Probably even with a CS degree.
It’s just a hassle to maintain, and too mission critical to have it go down.
I wonder if the same won’t happen with the fediverse, if we let some instances get too large.
audacity. that shit was mature in the 1990s.
openscad looks ancient and works awesomely
Forums and Wikis vs. Discord
Yes I know, they shouldn’t serve the same purpose, but oftentimes nowadays
peoplecommunities use discord when they should use a forum or a wiki.uMatrix browser extension. It has been marked archived by Gorhill, last release is two years old, you are supposed to just use uBlock [Origin]. However, it still (luckily) works fine and is exactly what I want. (Sure, I won’t install this for my parents.) The GUI to simply choose what you want the site to be allowed to do is perfect.
I can’t quite find the blog post but I saw someone do a blog post using AWS’ map reduce on multiple servers to process a dataset… and then they redid their pipeline using bash, awk, and maybe grep and a single 8-core machine did it 100 times or so faster.
Edit: found it https://adamdrake.com/command-line-tools-can-be-235x-faster-than-your-hadoop-cluster.html
Emacs vs. VS Code
USENET. Replacements aren’t distributed, or make discussion group discovery difficult, or don’t have decent native desktop clients, or some combination of those.
You know any good guides about how to get started with Usenet?
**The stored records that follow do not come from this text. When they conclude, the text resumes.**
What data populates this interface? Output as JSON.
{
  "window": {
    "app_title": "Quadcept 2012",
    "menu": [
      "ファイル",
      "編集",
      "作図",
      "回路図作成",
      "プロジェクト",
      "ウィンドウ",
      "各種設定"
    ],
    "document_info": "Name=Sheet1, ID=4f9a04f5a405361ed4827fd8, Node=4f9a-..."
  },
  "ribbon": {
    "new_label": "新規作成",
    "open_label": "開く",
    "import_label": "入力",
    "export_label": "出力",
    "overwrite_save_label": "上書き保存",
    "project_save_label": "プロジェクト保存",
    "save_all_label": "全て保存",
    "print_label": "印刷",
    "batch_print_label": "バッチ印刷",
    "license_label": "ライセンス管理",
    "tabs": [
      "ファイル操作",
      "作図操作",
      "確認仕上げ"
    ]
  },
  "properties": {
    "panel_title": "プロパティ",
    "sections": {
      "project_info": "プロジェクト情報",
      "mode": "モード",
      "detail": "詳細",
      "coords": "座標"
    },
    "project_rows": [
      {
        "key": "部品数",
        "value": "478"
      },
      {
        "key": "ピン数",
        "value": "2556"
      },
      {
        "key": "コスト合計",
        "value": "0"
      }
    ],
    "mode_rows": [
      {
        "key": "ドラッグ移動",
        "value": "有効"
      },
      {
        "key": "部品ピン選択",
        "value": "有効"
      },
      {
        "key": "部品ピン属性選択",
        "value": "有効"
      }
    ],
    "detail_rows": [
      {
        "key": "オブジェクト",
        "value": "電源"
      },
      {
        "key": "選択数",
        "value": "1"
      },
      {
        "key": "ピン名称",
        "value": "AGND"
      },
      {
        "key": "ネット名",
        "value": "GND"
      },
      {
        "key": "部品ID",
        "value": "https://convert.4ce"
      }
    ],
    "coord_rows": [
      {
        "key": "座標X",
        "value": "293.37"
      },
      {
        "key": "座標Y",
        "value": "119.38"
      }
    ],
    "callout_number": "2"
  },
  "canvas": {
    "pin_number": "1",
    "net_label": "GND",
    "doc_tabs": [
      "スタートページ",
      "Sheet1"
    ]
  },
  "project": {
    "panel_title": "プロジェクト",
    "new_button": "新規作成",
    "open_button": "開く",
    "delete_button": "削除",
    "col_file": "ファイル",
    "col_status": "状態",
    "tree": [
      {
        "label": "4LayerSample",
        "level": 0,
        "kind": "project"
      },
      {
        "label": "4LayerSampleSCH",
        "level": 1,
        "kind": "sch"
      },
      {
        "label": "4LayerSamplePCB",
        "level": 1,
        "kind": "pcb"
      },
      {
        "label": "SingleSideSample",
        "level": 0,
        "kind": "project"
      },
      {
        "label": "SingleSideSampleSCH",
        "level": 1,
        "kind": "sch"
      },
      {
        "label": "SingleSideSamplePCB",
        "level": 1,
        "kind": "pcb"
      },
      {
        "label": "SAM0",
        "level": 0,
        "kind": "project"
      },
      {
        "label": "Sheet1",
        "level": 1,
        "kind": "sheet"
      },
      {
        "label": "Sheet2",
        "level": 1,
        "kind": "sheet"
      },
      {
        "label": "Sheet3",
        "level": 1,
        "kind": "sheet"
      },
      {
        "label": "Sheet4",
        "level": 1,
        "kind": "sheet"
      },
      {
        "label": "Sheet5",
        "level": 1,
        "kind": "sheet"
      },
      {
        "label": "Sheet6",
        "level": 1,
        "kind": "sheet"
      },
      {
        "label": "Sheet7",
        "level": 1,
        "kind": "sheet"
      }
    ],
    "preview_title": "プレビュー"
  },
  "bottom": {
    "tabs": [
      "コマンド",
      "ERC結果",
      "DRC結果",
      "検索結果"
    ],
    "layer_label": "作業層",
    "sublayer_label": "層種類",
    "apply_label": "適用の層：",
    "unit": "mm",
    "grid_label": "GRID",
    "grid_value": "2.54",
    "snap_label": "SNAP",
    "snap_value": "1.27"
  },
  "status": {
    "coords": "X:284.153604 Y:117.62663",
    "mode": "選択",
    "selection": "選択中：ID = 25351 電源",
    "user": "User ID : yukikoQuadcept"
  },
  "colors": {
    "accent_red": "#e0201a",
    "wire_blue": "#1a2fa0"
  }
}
Because clients can present very different interfaces, it’s difficult to point to a single guide, but the basic principles are simple enough: get a client, point it at a server ( https://www.eternal-september.org/ provides a free one if your ISP no longer has its own, but it doesn’t carry the alt.binaries subhierarchy), download the list of available groups, subscribe to a few, read, and enjoy.
As for which client, I use Pan, but that’s Linux-specific. For other OSs, I haven’t a clue. If you happen to use Thunderbird for email, I think it still has the necessary support.
Keep in mind, though: USENET died in part from lack of good moderation options, so all you can do about bad actors and spam floods is block messages from those posters from being visible in your client. Moderated groups did exist, but the system basically amounted to one person having to okay every single message posted, which meant there was a single point of failure. For instance, when the moderator of rec.arts.anime.info died unexpectedly, it became impossible for anyone to post to the group.
90% of the news hierarchy is a wasteland these days anyway—I use it mostly for monitoring some of the mailing lists from my Linux distro, which happen to have a USENET repeater. The only other area doing well is the binaries groups.
If you’re interested in running a server, start by making sure you have a good-sized data pipe—I’m not sure what the average size of a feed is now, but ten years ago it was measured in the tens of gigabytes per day (mostly binaries).
Rings a bell. Will check it out. Looks good at first glance.